ZTE also created an elaborate scheme to hide the data related to these transactions from a forensic accounting firm hired by defense counsel to conduct a review of ZTE’s transactions with sanctioned countries. It did so knowing that the information provided to the forensic accounting firm would be reported to the U.S. government by outside counsel. Outside counsel was not aware of this scheme and indeed was wholly unaware that ZTE had resumed business with Iran. After ZTE informed its counsel of the scheme, counsel reported – with permission from ZTE – the conduct to the U.S. government.

 

In December 2010, ZTE finalized the contracts with Iranian customers. The contracts were signed by four parties: the Iranian customer, ZTE, Beijing 8 Star and ZTE Parsian.

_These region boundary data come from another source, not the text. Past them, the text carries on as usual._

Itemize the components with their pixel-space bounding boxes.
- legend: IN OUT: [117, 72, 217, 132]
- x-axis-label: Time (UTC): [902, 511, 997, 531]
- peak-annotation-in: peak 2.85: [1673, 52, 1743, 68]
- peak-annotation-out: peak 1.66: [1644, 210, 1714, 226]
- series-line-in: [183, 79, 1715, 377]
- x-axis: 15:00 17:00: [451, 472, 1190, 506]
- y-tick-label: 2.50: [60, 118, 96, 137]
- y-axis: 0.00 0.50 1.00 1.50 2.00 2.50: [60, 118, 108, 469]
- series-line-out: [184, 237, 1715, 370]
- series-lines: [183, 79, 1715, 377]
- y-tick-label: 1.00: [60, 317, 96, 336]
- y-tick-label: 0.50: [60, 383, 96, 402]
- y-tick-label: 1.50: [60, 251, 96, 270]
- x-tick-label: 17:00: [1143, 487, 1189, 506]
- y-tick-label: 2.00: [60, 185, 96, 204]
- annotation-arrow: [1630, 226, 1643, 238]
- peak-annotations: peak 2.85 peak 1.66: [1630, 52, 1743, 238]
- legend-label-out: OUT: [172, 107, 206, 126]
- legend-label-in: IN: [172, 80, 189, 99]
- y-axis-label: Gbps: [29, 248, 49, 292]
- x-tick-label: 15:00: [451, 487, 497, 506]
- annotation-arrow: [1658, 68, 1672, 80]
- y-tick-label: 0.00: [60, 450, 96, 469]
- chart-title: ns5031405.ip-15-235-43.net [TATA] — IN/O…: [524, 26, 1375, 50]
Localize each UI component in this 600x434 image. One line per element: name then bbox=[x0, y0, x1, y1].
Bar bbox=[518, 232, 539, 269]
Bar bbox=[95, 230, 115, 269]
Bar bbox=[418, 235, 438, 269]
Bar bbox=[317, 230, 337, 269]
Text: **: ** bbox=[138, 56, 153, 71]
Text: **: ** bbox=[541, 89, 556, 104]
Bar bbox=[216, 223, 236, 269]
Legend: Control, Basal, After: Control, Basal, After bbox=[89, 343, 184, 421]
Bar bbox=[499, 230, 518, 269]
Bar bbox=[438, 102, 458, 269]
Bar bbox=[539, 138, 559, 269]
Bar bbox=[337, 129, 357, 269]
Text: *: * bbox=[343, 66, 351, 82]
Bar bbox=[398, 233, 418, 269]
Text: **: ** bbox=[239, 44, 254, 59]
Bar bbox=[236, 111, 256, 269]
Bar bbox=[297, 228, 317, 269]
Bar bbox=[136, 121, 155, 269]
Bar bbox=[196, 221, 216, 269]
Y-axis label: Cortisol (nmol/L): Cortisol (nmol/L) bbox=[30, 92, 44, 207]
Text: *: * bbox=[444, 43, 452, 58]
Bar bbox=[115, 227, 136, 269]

Court documents explain that ZTE identified Beijing 8 Star (8S) as a possible vehicle for hiding its illegal shipments of U.S. items to Iran. It intended to use 8S to export U.S.-origin items from China to ZTE customers in Iran. As part of this plan, ZTE supplied 8S with necessary capital and took over control of the company.

 

Under the terms of the Iran contracts, ZTE agreed to supply the “self-developed equipment,” collect payments for the projects and manage the whole network. ZTE Parsian was to provide locally purchased materials and all services. 8S was responsible for “relevant third-party equipment,” which primarily meant parts that would be subject to U.S. export laws. ZTE intended for 8S to be an “isolation company,” that is, ZTE intended for 8S (rather than ZTE) to purchase the embargoed equipment from suppliers and provide that equipment under the contract in an effort to distance ZTE from U.S. export-controlled products and insulate ZTE from U.S. export violations. However, 8S had no purchasing or shipping history and no real business reputation.

ZTE also hid data related to its resumed illegal sales to Iran from a forensic accounting firm hired by defense counsel to conduct an internal investigation into the company’s Iran sales. ZTE knew the forensic accounting firm was reviewing its systems and knew that the analysis was being reported to the DOJ and U.S. law enforcement. To avoid detection of its 2013-2016 resumed illegal sales to Iran, ZTE formed the “contract data induction team” (“CDIT”). The CDIT was comprised of approximately 13 people whose job it was to “sanitize the databases” of all information related to the 2013-2016 Iran business. The team identified and removed from the databases all data related to those sales. ZTE also established an auto-delete function for the email accounts of those 13 individuals on the CDIT, so their emails were deleted every night – a departure from its normal practices – to ensure there were no communications related to the hiding of the data.

 

The case is being prosecuted by Deputy Chief Elizabeth Cannon of the National Security Division’s Counterintelligence and Export Control Sections and Assistant U.S. Attorney Mark Penley of the Northern District of Texas.